やがて、全員の治癒が終わったとき、新蘭が口を開いた。
「あの……皆さん、鬼玉を喰らおうとする神霊たちの鎮魂は何とかなっていますが……肝心の末鏡の本体の方が、すぐに逃げてしまい、封印は簡単にはいかないようです……。末鏡さえ封印できれば、この戦いも、私の役目も終わるのですが……引き続き皆さんには怖い思いをさせてしまうかもしれません……、本当に申し訳ありません……」
「そんな……こんなことが、これからもしばらく続くのですか……?」
耐は表情を強張らせた。
「あ、あの……」
そのとき、珠洲が口を開いた。
「珠洲ちゃん……?」
耐がそれを見て不思議に思った。
「私だったら、大丈夫です……。確かに怖いのは怖いけど……、でも、末鏡による鬼玉の発動が、人の心に基づくものだとしたら……、それは、人の世が続く限り、起こりえることだと思います……。

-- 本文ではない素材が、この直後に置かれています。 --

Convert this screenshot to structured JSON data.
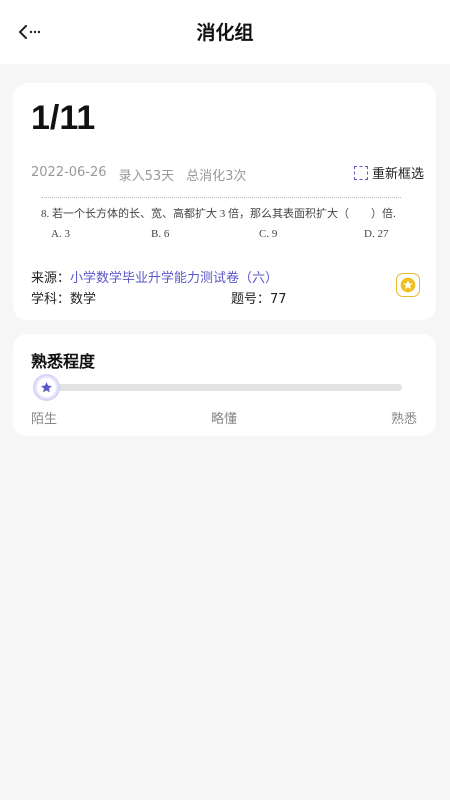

過去にも、沢山の人たちが、この状況をどうにかしようと必死で戦ってきました……、でも、その戦いは、人の世が終わるまで、続くものです……。私はかつて、霊力に導かれて、現代中国の一部で、クラスのみんなと一緒に国を作ったことがありました……。そのとき、私は感じました……。どれだけ戦ったって、決して変えることはできず、偉大な思想家だっ、小さな私だって、どちらにしろ、全力でやったって、大小を問わず、有限という意味では同じで、その一部を変えることしかできず、その一隅を照らすことしかできないのかもしれません……。それは、けっして開かない扉を叩き続ける、無駄な行為かもしれない……。でも、はっきりと言えるんです、それは無駄な行いであってもいい、私は、人々の心を変えたい、そんな、決して叶わない願いを唱え続けたまま、志半ばでその道が途絶えてしまうことがあっても、それはそれで、凄く怖いことかもしれないけど、別に構わないって……。新蘭さん……、こんな敗北主義的でごめんなさい、でも……こんな私でも、光筒を使い続けたいんです。だめでしょうか……」
珠洲は淡々と新蘭に嘆願した。
「あ……いえ……とんでもありません……。朝霧さん……、本当にありがとうございます……」
新蘭は少し涙目になりながら珠洲に言った。